Austrian Centre of Industrial Biotechnology, 1190, Vienna, Austria.
University of Natural Resources and Life Sciences, 1190, Vienna, Austria.
NPJ Syst Biol Appl. 2020 Nov 27;6(1):39. doi: 10.1038/s41540-020-00155-5.
Cells show remarkable resilience against genetic and environmental perturbations. However, its evolutionary origin remains obscure. In order to leverage methods of systems biology for examining cellular robustness, a computationally accessible way of quantification is needed. Here, we present an unbiased metric of structural robustness in genome-scale metabolic models based on concepts prevalent in reliability engineering and fault analysis. The probability of failure (PoF) is defined as the (weighted) portion of all possible combinations of loss-of-function mutations that disable network functionality. It can be exactly determined if all essential reactions, synthetic lethal pairs of reactions, synthetic lethal triplets of reactions etc. are known. In theory, these minimal cut sets (MCSs) can be calculated for any network, but for large models the problem remains computationally intractable. Herein, we demonstrate that even at the genome scale only the lowest-cardinality MCSs are required to efficiently approximate the PoF with reasonable accuracy. Building on an improved theoretical understanding, we analysed the robustness of 489 E. coli, Shigella, Salmonella, and fungal genome-scale metabolic models (GSMMs). In contrast to the popular "congruence theory", which explains the origin of genetic robustness as a byproduct of selection for environmental flexibility, we found no correlation between network robustness and the diversity of growth-supporting environments. On the contrary, our analysis indicates that amino acid synthesis rather than carbon metabolism dominates metabolic robustness.

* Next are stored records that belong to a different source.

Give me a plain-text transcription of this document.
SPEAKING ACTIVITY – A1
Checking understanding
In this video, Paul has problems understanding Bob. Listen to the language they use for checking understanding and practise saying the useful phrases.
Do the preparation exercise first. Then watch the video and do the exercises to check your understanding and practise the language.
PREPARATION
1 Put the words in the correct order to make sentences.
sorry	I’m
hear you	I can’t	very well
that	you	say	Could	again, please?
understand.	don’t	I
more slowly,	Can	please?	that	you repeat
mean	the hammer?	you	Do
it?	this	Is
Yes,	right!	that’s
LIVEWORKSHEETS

细胞对遗传和环境干扰表现出显著的弹性。然而,其进化起源仍然不清楚。为了利用系统生物学方法来研究细胞的稳健性,需要一种可计算的量化方法。在这里,我们基于可靠性工程和故障分析中的概念,提出了一种基于基因组规模代谢模型的结构稳健性的无偏度量方法。失效概率 (PoF) 定义为使网络功能失效的所有可能的功能丧失突变组合的(加权)部分。如果所有必需的反应、合成致死反应对、合成致死反应三重组合等都已知,则可以精确确定。从理论上讲,这些最小割集 (MCS) 可以为任何网络计算,但对于大型模型,该问题仍然难以计算。在此,我们证明,即使在基因组规模上,仅最低基数的 MCS 就足以以合理的精度有效地逼近 PoF。基于改进的理论理解,我们分析了 489 个大肠杆菌、志贺氏菌、沙门氏菌和真菌基因组规模代谢模型 (GSMM) 的稳健性。与流行的“一致性理论”相反,该理论将遗传稳健性的起源解释为对环境灵活性选择的副产品,我们发现网络稳健性与支持生长的环境多样性之间没有相关性。相反,我们的分析表明,氨基酸合成而不是碳代谢主导代谢稳健性。